Diketahui, salah satu korban dari pemerasan tersebut adalah mantan ajudan Presiden Joko Widodo, insial H.
AKBP Agus Puryadi selaiu Kasubdit Jatanras Polda Jateng mengatakan bahwa penangkapan pelaku dilakukan atas adanya laporan dari pihak terkait.
Katanya, laporan tersebut diterima pihaknya pada hari Jumat, 27 Agustus 2021.
“Jumat, ada laporan ke Polresta Surakarta bahwa ada seorang pejabat di Pemkot Solo mengaku diperas oleh AS,” kata Agus kepada wartawan di Solo, Minggu, 29 Agustus 2021, dikutip dari detik.
Setelah dilakukan penyelidikan, pelaku kemudian terlacak dan berhasil diringkus aparat saat berada di indekosnya di kawasan Jebres.
“Minggu, kita berhasil menangkap pelaku di indekos yang berada di belakang RS Dr Oen Kandang Sapi, Jebres,” jelasnya.
Berdasarkan pemeriksaan oleh aparat, aksi AS ternyata bukan hanya menyasar seorang korban saja tetapi ada beberapa pejabat di Pemkot Solo yang menjadi sasarannya.

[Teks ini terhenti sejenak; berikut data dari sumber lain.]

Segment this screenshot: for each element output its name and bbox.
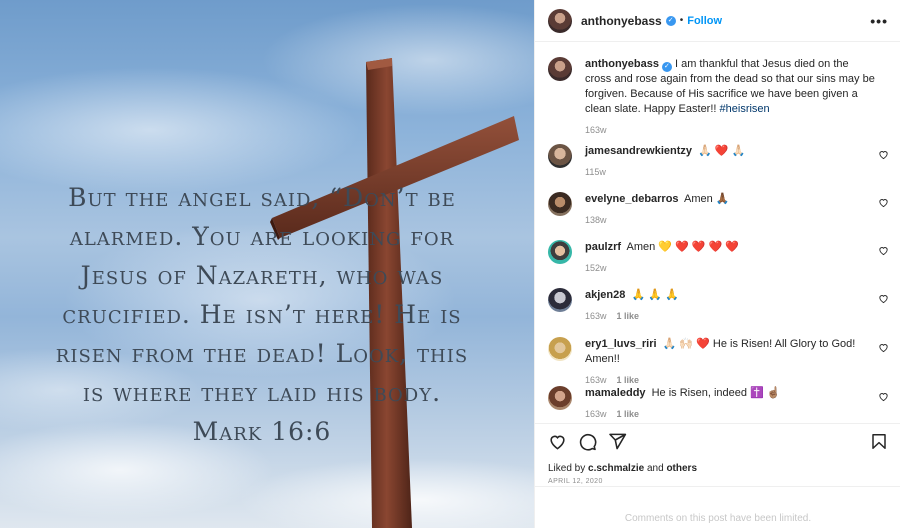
comments-list[interactable]: anthonyebass ✓ I am thankful that Jesus di… [535, 43, 900, 423]
comment-age: 163w [585, 311, 607, 321]
comment-username[interactable]: ery1_luvs_riri [585, 338, 657, 350]
comment-body: akjen28 🙏 🙏 🙏 163w 1 like [585, 288, 875, 324]
verse-reference: Mark 16:6 [192, 417, 332, 446]
verse-line: Jesus of Nazareth, who was [80, 261, 444, 290]
comment-likes[interactable]: 1 like [617, 409, 640, 419]
commenter-avatar[interactable] [548, 337, 572, 361]
comment-body: evelyne_debarros Amen 🙏🏾 138w [585, 192, 875, 228]
comment-likes[interactable]: 1 like [617, 375, 640, 385]
share-icon[interactable] [608, 432, 627, 451]
verse-line: risen from the dead! Look, this [55, 339, 469, 368]
post-image: But the angel said, “Don’t be alarmed. Y… [0, 0, 534, 528]
comment-meta: 138w [585, 213, 875, 228]
post-header: anthonyebass ✓ • Follow ••• [535, 0, 900, 42]
comment-meta: 152w [585, 261, 875, 276]
comment-text: 🙏 🙏 🙏 [631, 289, 679, 301]
comment-age: 138w [585, 215, 607, 225]
more-options-icon[interactable]: ••• [870, 13, 888, 29]
verse-line: crucified. He isn’t here! He is [62, 300, 462, 329]
comment-username[interactable]: mamaleddy [585, 387, 646, 399]
liked-prefix: Liked by [548, 463, 586, 474]
comment-like-icon[interactable] [878, 293, 889, 304]
comment-likes[interactable]: 1 like [617, 311, 640, 321]
liked-by: Liked by c.schmalzie and others [548, 463, 697, 474]
liked-others-link[interactable]: others [666, 463, 697, 474]
liked-and: and [646, 463, 664, 474]
commenter-avatar[interactable] [548, 240, 572, 264]
separator-dot: • [679, 15, 684, 26]
comment-like-icon[interactable] [878, 245, 889, 256]
comment-username[interactable]: evelyne_debarros [585, 193, 679, 205]
verified-badge-icon: ✓ [665, 15, 676, 26]
post-sidebar: anthonyebass ✓ • Follow ••• anthonyebass… [534, 0, 900, 528]
author-username[interactable]: anthonyebass [581, 14, 662, 28]
caption-body: anthonyebass ✓ I am thankful that Jesus di… [585, 57, 875, 138]
comment-text: 🙏🏻 ❤️ 🙏🏻 [698, 145, 746, 157]
follow-button[interactable]: Follow [687, 15, 722, 27]
comment-age: 115w [585, 167, 606, 177]
comment-meta: 163w 1 like [585, 309, 875, 324]
comment-body: mamaleddy He is Risen, indeed ✝️ ☝🏽 163w… [585, 386, 875, 422]
comment-age: 163w [585, 409, 607, 419]
comment-body: jamesandrewkientzy 🙏🏻 ❤️ 🙏🏻 115w [585, 144, 875, 180]
comment-like-icon[interactable] [878, 342, 889, 353]
comment-body: paulzrf Amen 💛 ❤️ ❤️ ❤️ ❤️ 152w [585, 240, 875, 276]
commenter-avatar[interactable] [548, 192, 572, 216]
liked-user-link[interactable]: c.schmalzie [588, 463, 644, 474]
verse-line: But the angel said, “Don’t be [68, 183, 456, 212]
caption-avatar[interactable] [548, 57, 572, 81]
caption-username[interactable]: anthonyebass [585, 58, 659, 70]
comment-like-icon[interactable] [878, 391, 889, 402]
comment-like-icon[interactable] [878, 197, 889, 208]
comment-username[interactable]: jamesandrewkientzy [585, 145, 692, 157]
comment-like-icon[interactable] [878, 149, 889, 160]
comment-meta: 115w [585, 165, 875, 180]
caption-age: 163w [585, 125, 607, 135]
like-icon[interactable] [548, 432, 567, 451]
action-icons [548, 432, 888, 452]
comment-body: ery1_luvs_riri 🙏🏻 🙌🏻 ❤️ He is Risen! All… [585, 337, 875, 388]
comment-icon[interactable] [578, 432, 597, 451]
comment-text: Amen 🙏🏾 [684, 193, 730, 205]
comment-age: 152w [585, 263, 607, 273]
hashtag-link[interactable]: #heisrisen [720, 103, 770, 115]
commenter-avatar[interactable] [548, 386, 572, 410]
comment-text: Amen 💛 ❤️ ❤️ ❤️ ❤️ [626, 241, 740, 253]
verse-line: alarmed. You are looking for [69, 222, 455, 251]
comments-limited-notice: Comments on this post have been limited. [535, 486, 900, 528]
post-date[interactable]: APRIL 12, 2020 [548, 478, 603, 485]
commenter-avatar[interactable] [548, 144, 572, 168]
comment-meta: 163w 1 like [585, 407, 875, 422]
comment-text: He is Risen, indeed ✝️ ☝🏽 [651, 387, 781, 399]
comment-age: 163w [585, 375, 607, 385]
author-avatar[interactable] [548, 8, 572, 33]
verse-line: is where they laid his body. [82, 378, 442, 407]
commenter-avatar[interactable] [548, 288, 572, 312]
comment-username[interactable]: paulzrf [585, 241, 621, 253]
verse-text: But the angel said, “Don’t be alarmed. Y… [22, 178, 502, 451]
save-icon[interactable] [870, 432, 888, 451]
verified-badge-icon: ✓ [661, 62, 672, 72]
comment-username[interactable]: akjen28 [585, 289, 625, 301]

Bahkan, menurut penjelasan yang didapat, pria tersebut telah meraup uang sebanyak puluhan juta dari aksi pemerasan tersebut.
“Korbannya ada tiga yang masih aktif sebagai kepala kedinasan di Pemkot Solo, totalnya Rp 62,5 juta,” jelas Agus.
Agus juga mengatakan bahwa pelaku melakukan pemerasan tersebut dengan dalih dekat dengan mantan wali kota.
“Dengan mengaku dekat mantan wali kota, pelaku meminta sejumlah uang kepada korban dengan dalih untuk biaya rumah sakit dan keperluan lainnya. Dan total uang yang sudah ditransfer mencapai Rp 60 juta,” tukasnya.
Atas hal tersebut, pelaku dijerat dengan Pasal 368 KUHP dengan ancaman hukuman maksimal 9 tahun penjara.